在此步骤中,我们将优化后的程序保存到文件,并演示如何加载它以便将来使用。
optimized_people_extractor.save("optimized_extractor.json")
loaded_people_extractor = dspy.ChainOfThought(PeopleExtraction)
loaded_people_extractor.load("optimized_extractor.json")
loaded_people_extractor(tokens=["Italy", "recalled", "Marcello", "Cuttitta"]).extracted_people
['Marcello', 'Cuttitta']
在 MLflow 实验中保存程序
除了将程序保存到本地文件外,您还可以在 MLflow 中跟踪它,以获得更好的可复现性和协作性。
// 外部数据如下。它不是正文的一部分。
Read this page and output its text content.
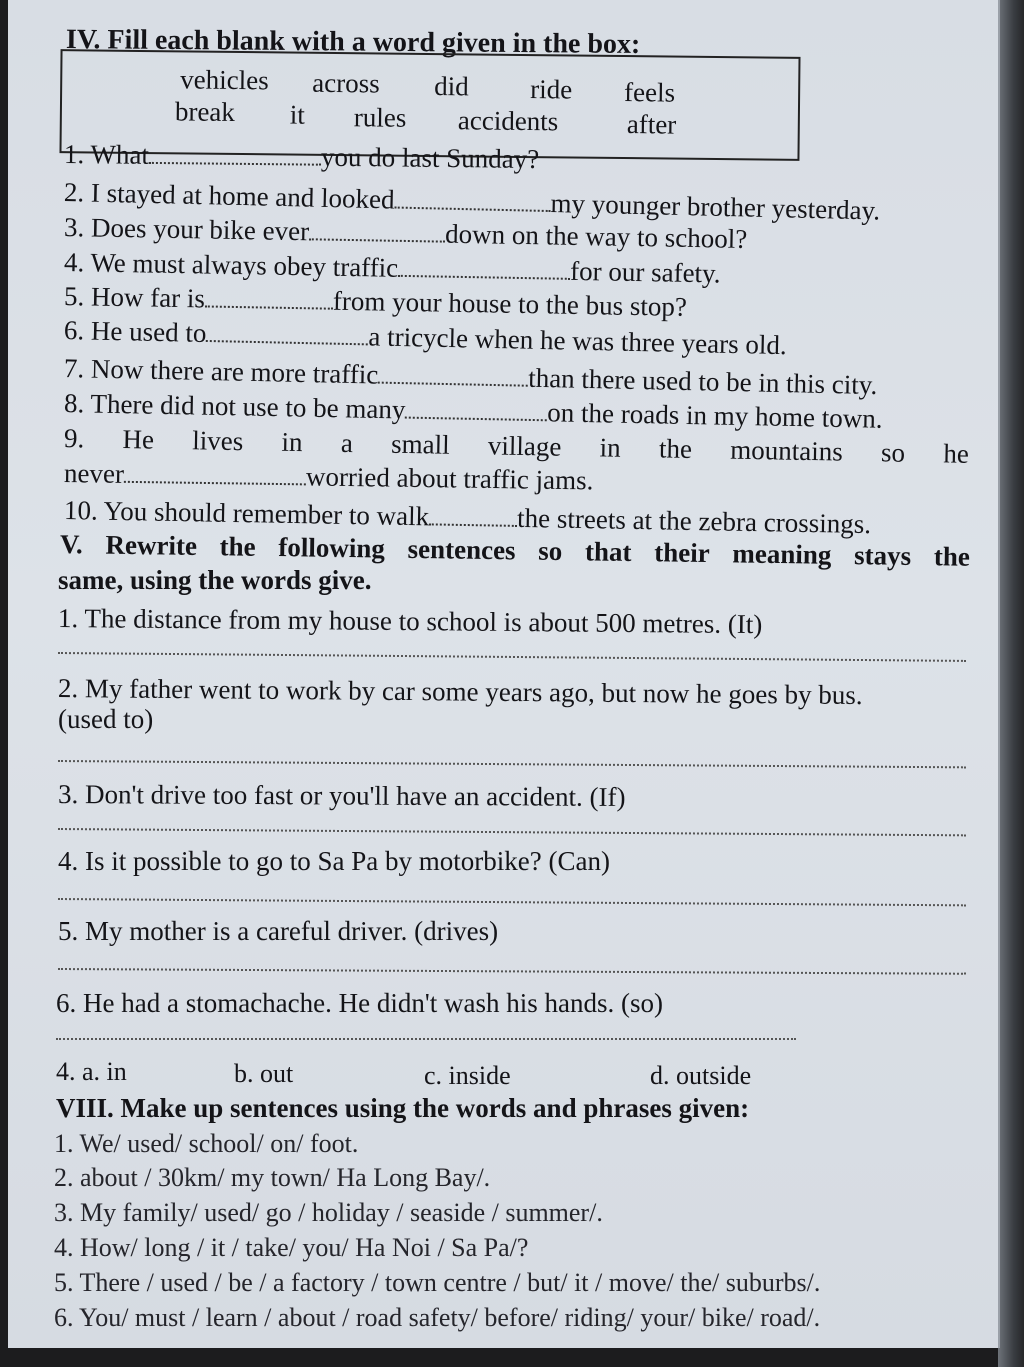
IV. Fill each blank with a word given in the box:
vehicles across did ride feels
break it rules accidents	after
1. What	you do last Sunday?
2. I stayed at home and looked	my younger brother yesterday.
3. Does your bike ever	down on the way to school?
4. We must always obey traffic	for our safety.
5. How far is	from your house to the bus stop?
6. He used to	a tricycle when he was three years old.
7. Now there are more traffic	than there used to be in this city.
8. There did not use to be many	on the roads in my home town.
9. He lives in a small village in the mountains so he
never	worried about traffic jams.
10. You should remember to walk	the streets at the zebra crossings.
V. Rewrite the following sentences so that their meaning stays the
same, using the words give.
1. The distance from my house to school is about 500 metres. (It)
2. My father went to work by car some years ago, but now he goes by bus.
(used to)
3. Don't drive too fast or you'll have an accident. (If)
4. Is it possible to go to Sa Pa by motorbike? (Can)
5. My mother is a careful driver. (drives)
6. He had a stomachache. He didn't wash his hands. (so)
4. a. in	b. out	c. inside	d. outside
VIII. Make up sentences using the words and phrases given:
1. We/ used/ school/ on/ foot.
2. about / 30km/ my town/ Ha Long Bay/.
3. My family/ used/ go / holiday / seaside / summer/.
4. How/ long / it / take/ you/ Ha Noi / Sa Pa/?
5. There / used / be / a factory / town centre / but/ it / move/ the/ suburbs/.
6. You/ must / learn / about / road safety/ before/ riding/ your/ bike/ road/.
- 依赖管理:MLflow 会自动保存冻结的环境元数据以及程序,以确保可复现性。
- 实验跟踪:使用 MLflow,您可以跟踪程序的性能和成本以及程序本身。
- 协作:您可以通过共享 MLflow 实验来与团队成员共享程序和结果。
要在 MLflow 中保存程序,请运行以下代码
import mlflow
# Start an MLflow Run and save the program
with mlflow.start_run(run_name="optimized_extractor"):
model_info = mlflow.dspy.log_model(
optimized_people_extractor,
artifact_path="model", # Any name to save the program in MLflow
)
# Load the program back from MLflow
loaded = mlflow.dspy.load_model(model_info.model_uri)
要了解有关集成的更多信息,请访问MLflow DSPy 文档。
结论¶
在本教程中,我们演示了如何
- 使用 DSPy 构建一个用于实体抽取的模块化、可解释的系统。
- 使用 DSPy 内置工具评估和优化系统。
通过利用结构化输入和输出,我们确保系统易于理解和改进。优化过程使我们能够快速提高性能,而无需手动编写提示或调整参数。
下一步
- 尝试抽取其他实体类型(例如,位置或组织)。
- 探索 DSPy 的其他内置模块,例如
ReAct
,用于更复杂的推理任务。 - 在更大的工作流中使用该系统,例如大规模文档处理或摘要。